À la suite de cette initiative, on s’est rendu compte qu’il n’existait aucune solution toute faite, qu’il allait plutôt falloir partir dans une dynamique de recherche et développement, et que ça allait prendre du temps. […] L’objectif du projet a ensuite été de développer un produit qui permette de faire de la fusion de données issues de plusieurs capteurs sur le bateau. Puis de proposer une solution d’évitement automatique d’une cible au sens large, via le pilote automatique.
Les collisions ont-elles uniquement lieu avec des cétacés ?
Il faut se remettre un peu dans le contexte d’un bateau en mer. Tout un ensemble de paramètres rendent très difficile l’identification de ce qu’il se passe autour : les lumières du voilier, les mouvements de vagues, de la mousse, la nuit, la fatigue. Donc, non, aujourd’hui les collisions n’ont pas uniquement lieu avec des cétacés. Mais aussi avec des poissons-lunes par exemple, avec des requins ou d’autres types d’espèces. […] Sachant cela, on essaie de trouver des solutions adaptées aux différentes problématiques. Parce qu’on ne va pas réagir de la même manière pour détecter un gros mammifère ou un requin par exemple.
Par exemple, si on utilise de l’acoustique, les prismes de réceptivité des animaux sont différents selon les types de baleines, selon leur vitesse de déplacement, etc. C’est quasiment du cas par cas, en fait. […] On a mis au point le Hazard Reporting System, une sorte de bouton d’alerte intégré au logiciel de routage des marins pour pouvoir, en cas de rencontre, de collision, d’observation avec un mammifère ou un autre animal ou un autre risque de collision, alerter l’ensemble de la flotte, mais aussi la direction de course, sur un risque. Tout en permettant de collecter de la donnée dans une base de données globale.
Les collisions concerneraient donc l’ensemble des embarcations, et pas uniquement les navires de course au large ?
La seule différence avec les bateaux de course, c’est que l’on ne s’en rend compte. Mais c’est un peu la phase émergée de l’iceberg, puisque dans le domaine du shipping, les collisions sont très peu recensées. Car les bateaux sont tellement puissants et tellement gros qu’on ne se rend pas compte de ces collisions. […] Mais attention, l’idée, ce n’est pas d’opposer les secteurs. On travaille avec les autres industries du domaine du maritime pour trouver des solutions communes. […]

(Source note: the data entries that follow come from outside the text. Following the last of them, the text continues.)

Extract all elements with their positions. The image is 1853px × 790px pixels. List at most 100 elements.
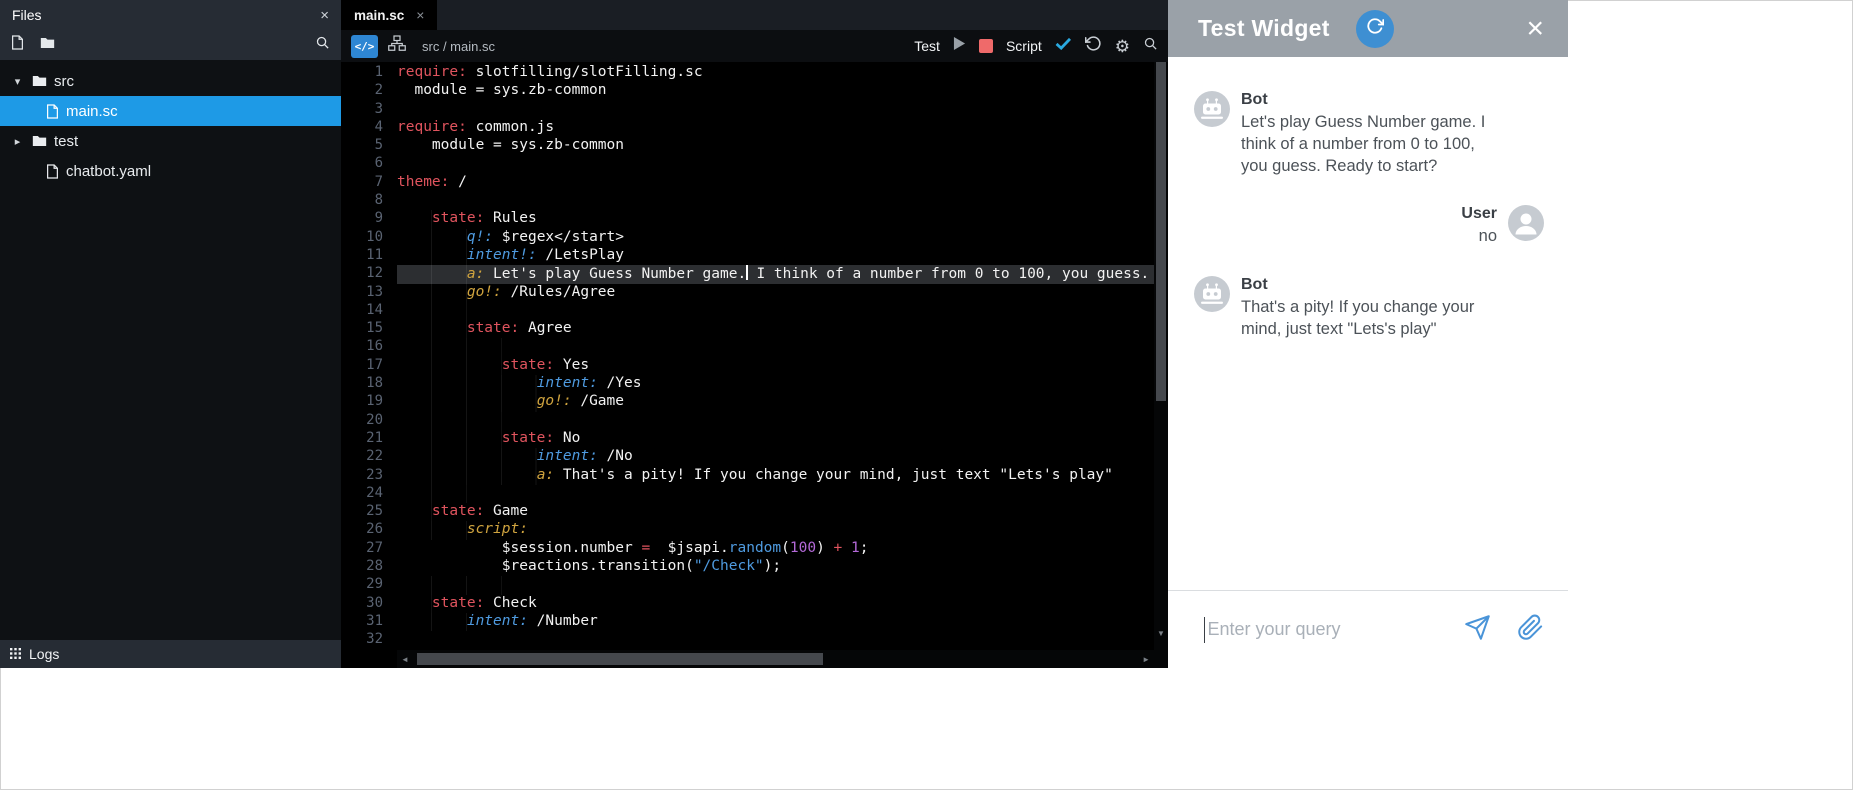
bot-message: BotThat's a pity! If you change your min… (1194, 276, 1544, 341)
line-number: 19 (341, 393, 397, 411)
code-line-22[interactable]: intent: /No (397, 448, 1154, 466)
logs-bar[interactable]: Logs (0, 640, 341, 668)
chevron-right-icon[interactable]: ▸ (10, 135, 25, 148)
code-line-10[interactable]: q!: $regex</start> (397, 229, 1154, 247)
line-number: 30 (341, 595, 397, 613)
horizontal-scrollbar[interactable]: ◄ ► (397, 650, 1154, 668)
settings-button[interactable]: ⚙ (1115, 38, 1130, 55)
code-line-32[interactable] (397, 631, 1154, 649)
code-line-2[interactable]: module = sys.zb-common (397, 82, 1154, 100)
code-line-16[interactable] (397, 338, 1154, 356)
code-line-20[interactable] (397, 412, 1154, 430)
tree-item-src[interactable]: ▾src (0, 66, 341, 96)
paperclip-icon (1517, 614, 1544, 646)
file-icon (46, 164, 59, 179)
chevron-down-icon[interactable]: ▾ (10, 75, 25, 88)
code-line-9[interactable]: state: Rules (397, 210, 1154, 228)
search-icon (1143, 36, 1158, 56)
code-line-14[interactable] (397, 302, 1154, 320)
new-folder-button[interactable] (40, 36, 55, 54)
code-line-25[interactable]: state: Game (397, 503, 1154, 521)
horizontal-scrollbar-thumb[interactable] (417, 653, 823, 665)
visual-editor-button[interactable] (388, 35, 406, 57)
tab-close-icon[interactable]: × (416, 7, 424, 23)
tree-item-label: chatbot.yaml (66, 163, 151, 180)
widget-close-button[interactable]: × (1526, 14, 1544, 44)
line-number: 31 (341, 613, 397, 631)
code-line-19[interactable]: go!: /Game (397, 393, 1154, 411)
input-caret (1204, 617, 1205, 643)
line-number: 17 (341, 357, 397, 375)
code-line-11[interactable]: intent!: /LetsPlay (397, 247, 1154, 265)
new-folder-icon (40, 36, 55, 54)
attach-button[interactable] (1517, 614, 1544, 646)
code-line-17[interactable]: state: Yes (397, 357, 1154, 375)
line-number: 16 (341, 338, 397, 356)
code-line-5[interactable]: module = sys.zb-common (397, 137, 1154, 155)
validate-button[interactable] (1055, 37, 1072, 55)
code-line-31[interactable]: intent: /Number (397, 613, 1154, 631)
line-number: 6 (341, 155, 397, 173)
horizontal-scrollbar-track[interactable] (413, 650, 1138, 668)
tab-bar: main.sc × (341, 0, 1168, 30)
editor-search-button[interactable] (1143, 36, 1158, 56)
code-line-7[interactable]: theme: / (397, 174, 1154, 192)
code-line-1[interactable]: require: slotfilling/slotFilling.sc (397, 64, 1154, 82)
line-number: 10 (341, 229, 397, 247)
code-line-27[interactable]: $session.number = $jsapi.random(100) + 1… (397, 540, 1154, 558)
line-number: 7 (341, 174, 397, 192)
code-line-4[interactable]: require: common.js (397, 119, 1154, 137)
chat-messages: BotLet's play Guess Number game. I think… (1168, 57, 1568, 590)
code-line-30[interactable]: state: Check (397, 595, 1154, 613)
code-editor[interactable]: 1234567891011121314151617181920212223242… (341, 62, 1168, 668)
line-number: 20 (341, 412, 397, 430)
code-line-23[interactable]: a: That's a pity! If you change your min… (397, 467, 1154, 485)
code-line-6[interactable] (397, 155, 1154, 173)
scroll-left-icon[interactable]: ◄ (397, 655, 413, 664)
scroll-down-icon[interactable]: ▼ (1154, 629, 1168, 638)
vertical-scrollbar-thumb[interactable] (1156, 62, 1166, 401)
code-line-8[interactable] (397, 192, 1154, 210)
scroll-right-icon[interactable]: ► (1138, 655, 1154, 664)
line-number: 8 (341, 192, 397, 210)
code-line-24[interactable] (397, 485, 1154, 503)
line-number: 1 (341, 64, 397, 82)
tab-main-sc[interactable]: main.sc × (341, 0, 437, 30)
line-number: 28 (341, 558, 397, 576)
tab-label: main.sc (354, 8, 404, 23)
run-test-button[interactable] (953, 36, 966, 56)
line-number: 2 (341, 82, 397, 100)
line-number: 22 (341, 448, 397, 466)
code-line-12[interactable]: a: Let's play Guess Number game. I think… (397, 265, 1154, 283)
files-search-button[interactable] (315, 35, 330, 55)
code-line-29[interactable] (397, 576, 1154, 594)
line-number: 3 (341, 101, 397, 119)
query-input[interactable] (1207, 619, 1438, 640)
code-line-28[interactable]: $reactions.transition("/Check"); (397, 558, 1154, 576)
bot-avatar (1194, 276, 1230, 312)
send-button[interactable] (1464, 614, 1491, 646)
tree-item-main.sc[interactable]: main.sc (0, 96, 341, 126)
code-view-button[interactable]: </> (351, 35, 378, 58)
code-line-26[interactable]: script: (397, 521, 1154, 539)
revert-button[interactable] (1085, 35, 1102, 57)
new-file-button[interactable] (11, 35, 24, 55)
message-text: no (1461, 226, 1497, 248)
code-line-15[interactable]: state: Agree (397, 320, 1154, 338)
stop-button[interactable] (979, 39, 993, 53)
tree-item-chatbot.yaml[interactable]: chatbot.yaml (0, 156, 341, 186)
files-close-button[interactable]: × (320, 7, 329, 24)
code-line-21[interactable]: state: No (397, 430, 1154, 448)
message-text: Let's play Guess Number game. I think of… (1241, 112, 1491, 177)
stop-icon (979, 39, 993, 53)
code-line-13[interactable]: go!: /Rules/Agree (397, 284, 1154, 302)
code-lines[interactable]: require: slotfilling/slotFilling.sc modu… (397, 62, 1154, 668)
widget-refresh-button[interactable] (1356, 10, 1394, 48)
code-line-3[interactable] (397, 101, 1154, 119)
code-line-18[interactable]: intent: /Yes (397, 375, 1154, 393)
files-panel-title: Files (12, 7, 42, 23)
vertical-scrollbar[interactable]: ▼ (1154, 62, 1168, 668)
tree-item-test[interactable]: ▸test (0, 126, 341, 156)
undo-icon (1085, 35, 1102, 57)
logs-label: Logs (29, 646, 59, 662)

Dans ce sens-là, on a donc créé un collectif rassemblant tous les acteurs de la Course au large, [à l’initiative de la Classe IMOCA, ndlr] : le Marine Mammal Advisory Group. L’idée, c’était de dire qu’il n’existe pas une solution, mais un ensemble de solutions portées par un ensemble d’acteurs. Et c’est cette dynamique collective qui va permettre à chacun de prendre ses responsabilités et de réduire le risque. Sachant que le risque zéro n’existera jamais, c’est comme sur la route. Mais c’est en multipliant les solutions, qu’on va pouvoir ensemble agir collectivement pour le diminuer.